Представь же, – продолжал он, – как будет некстати все то, что ты сказать мне можешь. Посмотри, могут ли когда-нибудь предпочтения, кои стыдливость запрещает, и некоторый проходящий жар молодости, положены быть на весы с долгом дочери, и отцовой честью. Если б должно было одному из нас пожертвовать своим благополучием другому, то моя нежность поспорила бы с тобой в толь сладкой жертве; но, дочь моя, туш говорит честь, а в крови, от которой ты происходишь, всегда она только одна все определяет».

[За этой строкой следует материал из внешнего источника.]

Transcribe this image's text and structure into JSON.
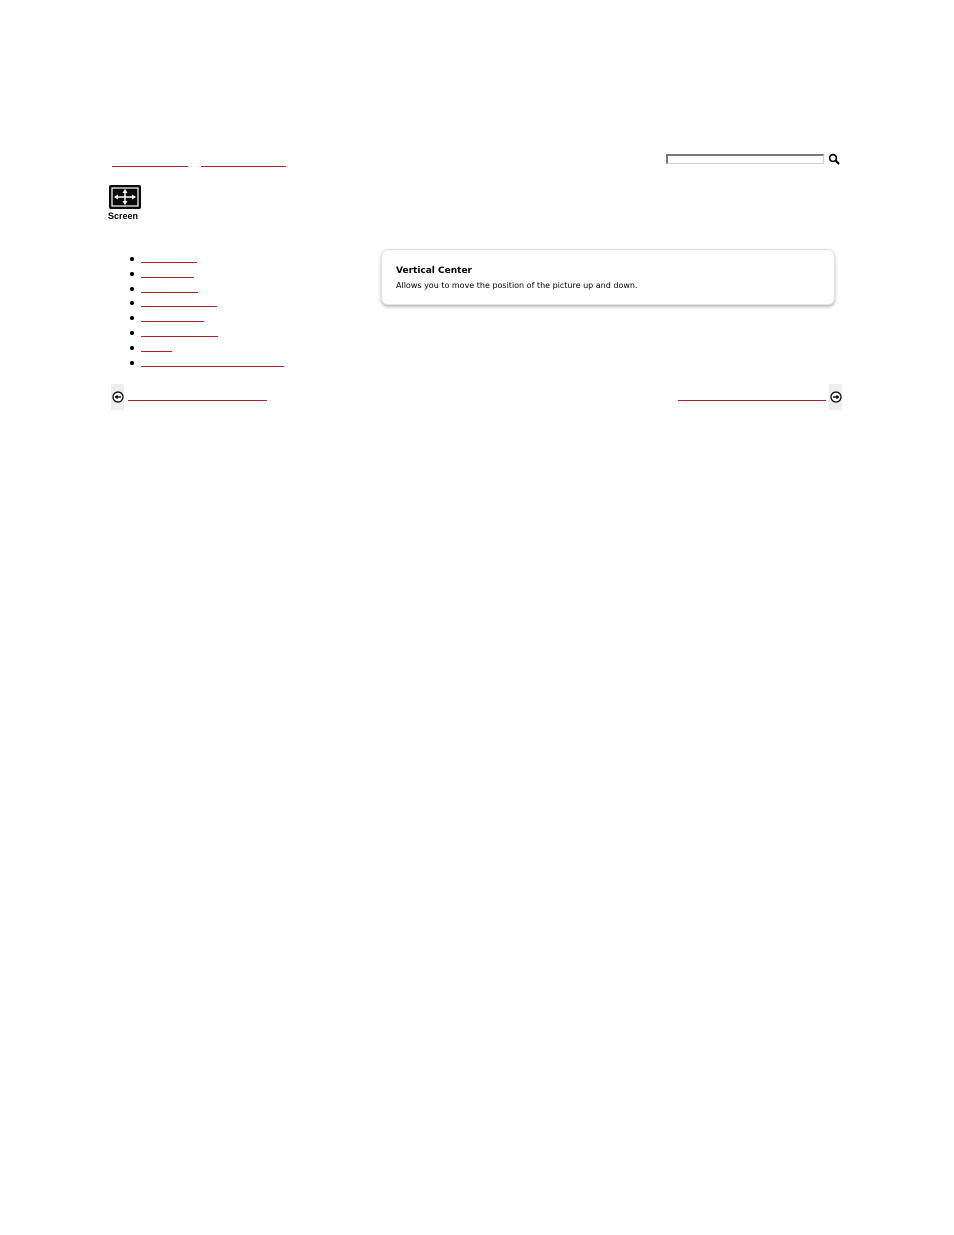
{
  "header": {
    "links": [
      {
        "name": "breadcrumb-link-1",
        "label": ""
      },
      {
        "name": "breadcrumb-link-2",
        "label": ""
      }
    ],
    "search": {
      "placeholder": "",
      "value": ""
    }
  },
  "screen_icon": {
    "label": "Screen",
    "icon": "move-arrows-icon"
  },
  "sidebar": {
    "items": [
      {
        "label": ""
      },
      {
        "label": ""
      },
      {
        "label": ""
      },
      {
        "label": ""
      },
      {
        "label": ""
      },
      {
        "label": ""
      },
      {
        "label": ""
      },
      {
        "label": ""
      }
    ]
  },
  "card": {
    "title": "Vertical Center",
    "description": "Allows you to move the position of the picture up and down."
  },
  "footer": {
    "prev_label": "",
    "next_label": ""
  },
  "colors": {
    "link": "#b22222",
    "strip": "#eeeeee"
  }
}
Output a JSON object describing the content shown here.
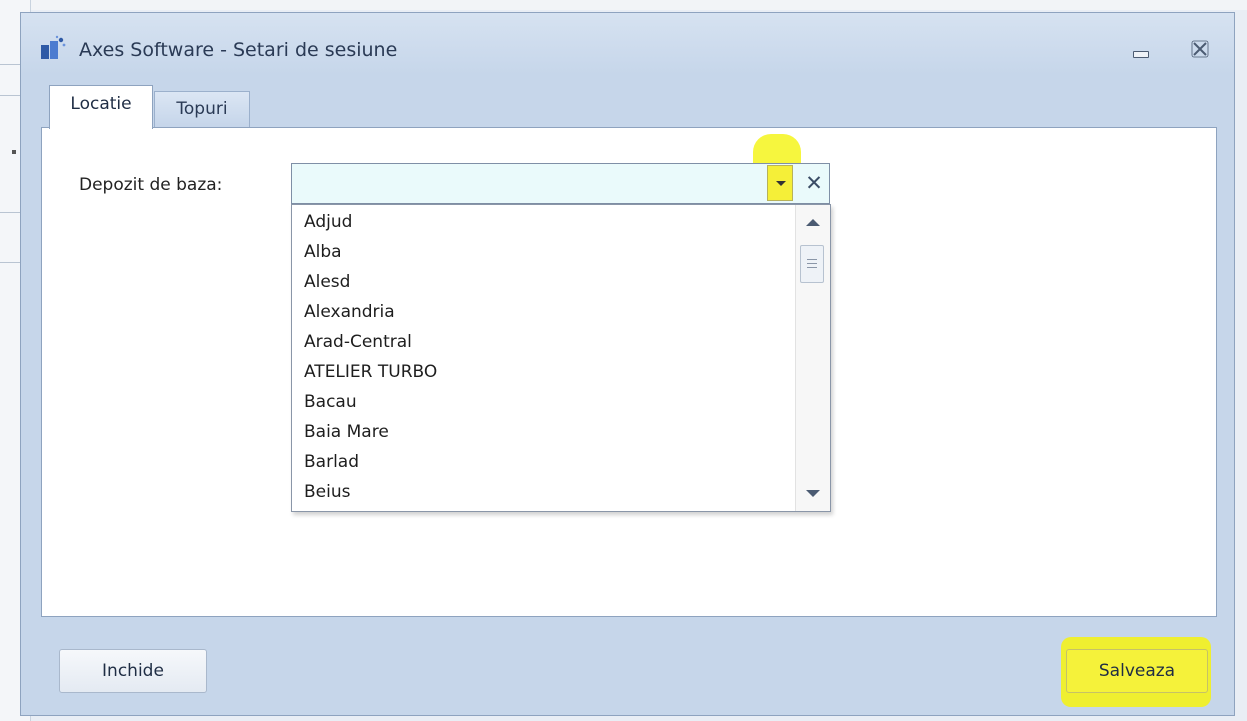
{
  "window": {
    "title": "Axes Software - Setari de sesiune",
    "icon": "axes-app-icon"
  },
  "tabs": [
    {
      "label": "Locatie",
      "active": true
    },
    {
      "label": "Topuri",
      "active": false
    }
  ],
  "form": {
    "depozit_label": "Depozit de baza:",
    "depozit_value": ""
  },
  "dropdown": {
    "items": [
      "Adjud",
      "Alba",
      "Alesd",
      "Alexandria",
      "Arad-Central",
      "ATELIER TURBO",
      "Bacau",
      "Baia Mare",
      "Barlad",
      "Beius"
    ]
  },
  "buttons": {
    "close": "Inchide",
    "save": "Salveaza"
  },
  "colors": {
    "highlight": "#f5f51c",
    "window_bg": "#c6d6ea",
    "accent": "#2a3a55"
  }
}
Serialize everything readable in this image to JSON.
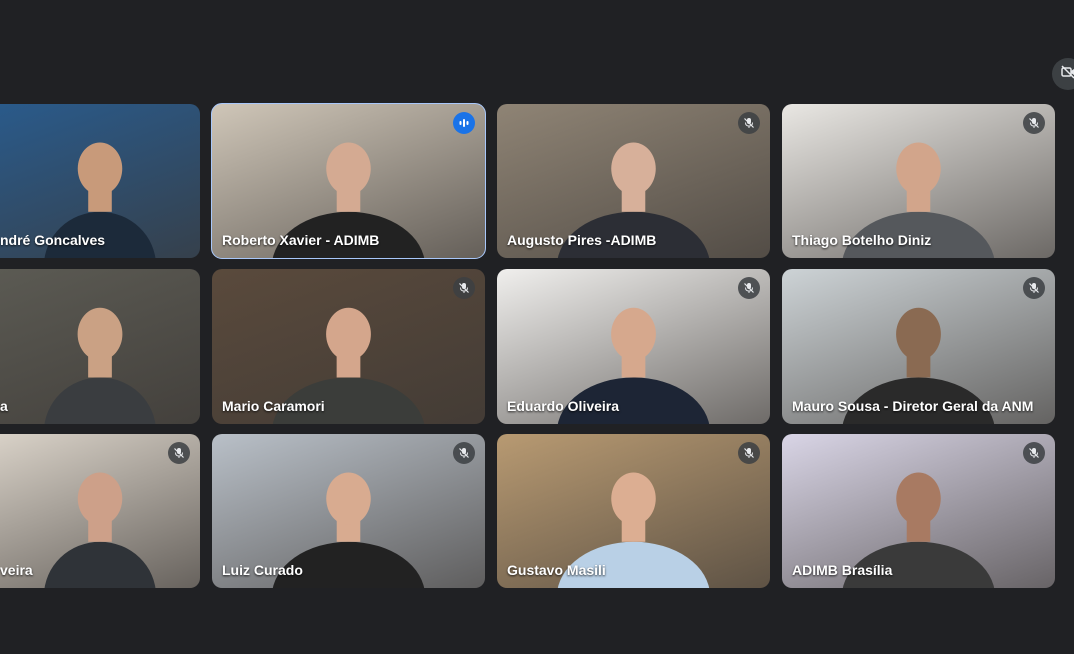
{
  "participants": [
    {
      "name": "ndré Goncalves",
      "muted": false,
      "speaking": false,
      "bg": "#2a5a8a",
      "skin": "#c89a7a",
      "shirt": "#1c2a3a"
    },
    {
      "name": "Roberto Xavier - ADIMB",
      "muted": false,
      "speaking": true,
      "bg": "#cfc6b8",
      "skin": "#d4aa92",
      "shirt": "#222222"
    },
    {
      "name": "Augusto Pires -ADIMB",
      "muted": true,
      "speaking": false,
      "bg": "#8f8475",
      "skin": "#d7b09a",
      "shirt": "#2c2e35"
    },
    {
      "name": "Thiago Botelho Diniz",
      "muted": true,
      "speaking": false,
      "bg": "#e9e7e3",
      "skin": "#d2a58b",
      "shirt": "#55585c"
    },
    {
      "name": "a",
      "muted": false,
      "speaking": false,
      "bg": "#5b5a53",
      "skin": "#caa184",
      "shirt": "#3a3d40"
    },
    {
      "name": "Mario Caramori",
      "muted": true,
      "speaking": false,
      "bg": "#5a4a3c",
      "skin": "#d4a68c",
      "shirt": "#3b3d3a"
    },
    {
      "name": "Eduardo Oliveira",
      "muted": true,
      "speaking": false,
      "bg": "#f0efed",
      "skin": "#d6a88d",
      "shirt": "#1d2535"
    },
    {
      "name": "Mauro Sousa - Diretor Geral da ANM",
      "muted": true,
      "speaking": false,
      "bg": "#cdd3d6",
      "skin": "#8a6a52",
      "shirt": "#2a2a2a"
    },
    {
      "name": "veira",
      "muted": true,
      "speaking": false,
      "bg": "#d8d1c7",
      "skin": "#cda089",
      "shirt": "#2f3338"
    },
    {
      "name": "Luiz Curado",
      "muted": true,
      "speaking": false,
      "bg": "#b9c0c8",
      "skin": "#d8ab90",
      "shirt": "#222222"
    },
    {
      "name": "Gustavo Masili",
      "muted": true,
      "speaking": false,
      "bg": "#b89a72",
      "skin": "#dcae92",
      "shirt": "#b9d0e6"
    },
    {
      "name": "ADIMB Brasília",
      "muted": true,
      "speaking": false,
      "bg": "#d9d5e6",
      "skin": "#a87a62",
      "shirt": "#3a3a3a"
    }
  ],
  "icons": {
    "muted": "mic-off-icon",
    "speaking": "audio-level-icon",
    "corner": "video-off-icon"
  }
}
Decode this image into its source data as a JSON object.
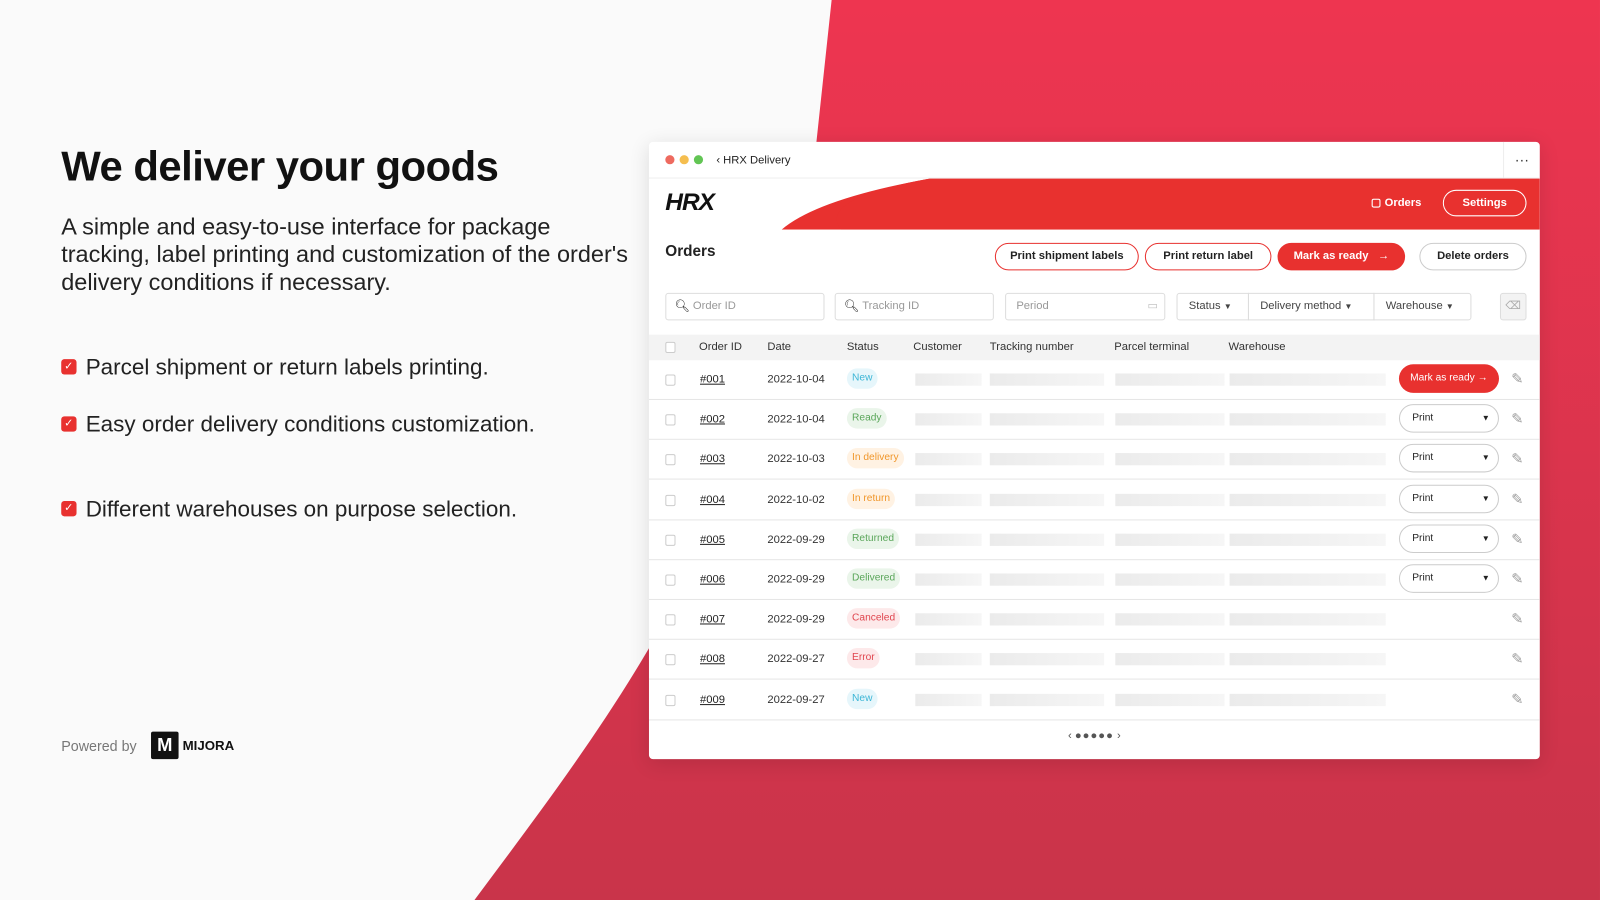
{
  "colors": {
    "brand_red": "#e8312f",
    "bg_red_top": "#ee3550",
    "bg_red_bottom": "#c9344a"
  },
  "hero": {
    "title": "We deliver your goods",
    "description": "A simple and easy-to-use interface for package tracking, label printing and customization of the order's delivery conditions if necessary."
  },
  "features": [
    {
      "text": "Parcel shipment or return labels printing.",
      "icon": "checkbox-checked-icon"
    },
    {
      "text": "Easy order delivery conditions customization.",
      "icon": "checkbox-checked-icon"
    },
    {
      "text": "Different warehouses on purpose selection.",
      "icon": "checkbox-checked-icon"
    }
  ],
  "powered": {
    "label": "Powered by",
    "logo_letter": "M",
    "brand": "MIJORA"
  },
  "window": {
    "back_label": "‹ HRX Delivery",
    "more": "···"
  },
  "brand": {
    "logo": "HRX",
    "nav_orders": "Orders",
    "settings": "Settings"
  },
  "page": {
    "title": "Orders"
  },
  "actions": {
    "print_shipment": "Print shipment labels",
    "print_return": "Print return label",
    "mark_ready": "Mark as ready",
    "delete": "Delete orders"
  },
  "filters": {
    "order_id_placeholder": "Order ID",
    "tracking_placeholder": "Tracking ID",
    "period_placeholder": "Period",
    "status": "Status",
    "delivery_method": "Delivery method",
    "warehouse": "Warehouse"
  },
  "table": {
    "columns": [
      "Order ID",
      "Date",
      "Status",
      "Customer",
      "Tracking number",
      "Parcel terminal",
      "Warehouse"
    ],
    "rows": [
      {
        "id": "#001",
        "date": "2022-10-04",
        "status": "New",
        "action": "Mark as ready"
      },
      {
        "id": "#002",
        "date": "2022-10-04",
        "status": "Ready",
        "action": "Print"
      },
      {
        "id": "#003",
        "date": "2022-10-03",
        "status": "In delivery",
        "action": "Print"
      },
      {
        "id": "#004",
        "date": "2022-10-02",
        "status": "In return",
        "action": "Print"
      },
      {
        "id": "#005",
        "date": "2022-09-29",
        "status": "Returned",
        "action": "Print"
      },
      {
        "id": "#006",
        "date": "2022-09-29",
        "status": "Delivered",
        "action": "Print"
      },
      {
        "id": "#007",
        "date": "2022-09-29",
        "status": "Canceled",
        "action": ""
      },
      {
        "id": "#008",
        "date": "2022-09-27",
        "status": "Error",
        "action": ""
      },
      {
        "id": "#009",
        "date": "2022-09-27",
        "status": "New",
        "action": ""
      }
    ]
  },
  "pagination": {
    "pages": 5,
    "current": 1
  }
}
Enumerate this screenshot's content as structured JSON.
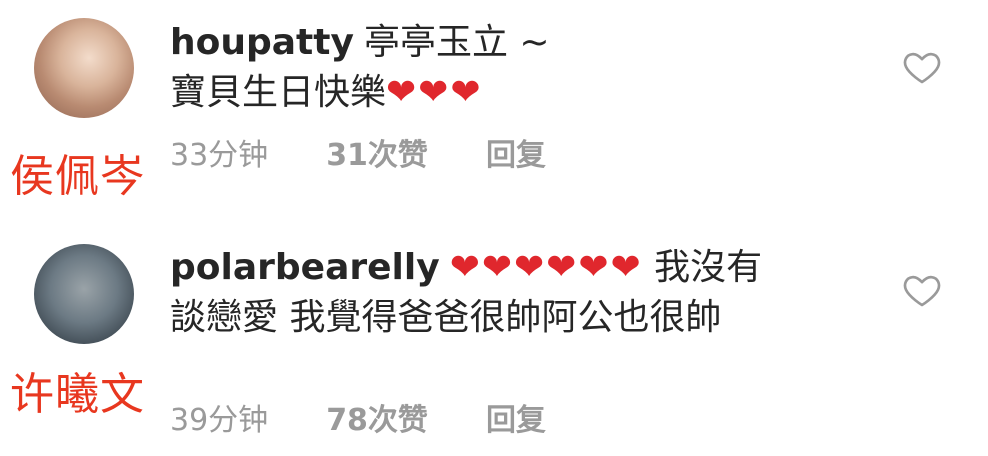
{
  "comments": [
    {
      "username": "houpatty",
      "text_line1": "亭亭玉立 ~",
      "text_line2": "寶貝生日快樂",
      "hearts_line2": "❤❤❤",
      "hearts_after_username": "",
      "time": "33分钟",
      "likes": "31次赞",
      "reply": "回复",
      "name_caption": "侯佩岑"
    },
    {
      "username": "polarbearelly",
      "hearts_after_username": "❤❤❤❤❤❤",
      "text_line1": "我沒有",
      "text_line2": "談戀愛 我覺得爸爸很帥阿公也很帥",
      "hearts_line2": "",
      "time": "39分钟",
      "likes": "78次赞",
      "reply": "回复",
      "name_caption": "许曦文"
    }
  ],
  "icons": {
    "like": "heart-outline-icon"
  },
  "colors": {
    "caption": "#e8371f",
    "heart": "#e0272d",
    "meta": "#9a9a9a",
    "text": "#262626"
  }
}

Я не упустила противоположить на сие некоторых ответов; но предрассудки отца моего внушали ему правила столь различные от моих, что причины, которые мне казались неоспоримы, не могли даже его поколебать. Впрочем, не ведая ни того, откуда происходили его сведения, коими обвинял он мое поведение, ниже того, как далеко они могли простираться; при том опасаясь по его нетерпению, с каким он перерывал мои слова, что он уже принял свое мнение на то, что я говорить ему стану; а всего более, удержана стыдом, которого не могла никак преодолеть, я лучше хотела употребить извинение, которое мне надежнее казалось, потому что оно было сходнее с образом моих мыслей. Я открыла ему прямо о заключенном с тобой обязательстве; я клялась, что не изменю тебе в моем слове, и что бы ни случилось, никогда не выйду замуж безе твоего согласия.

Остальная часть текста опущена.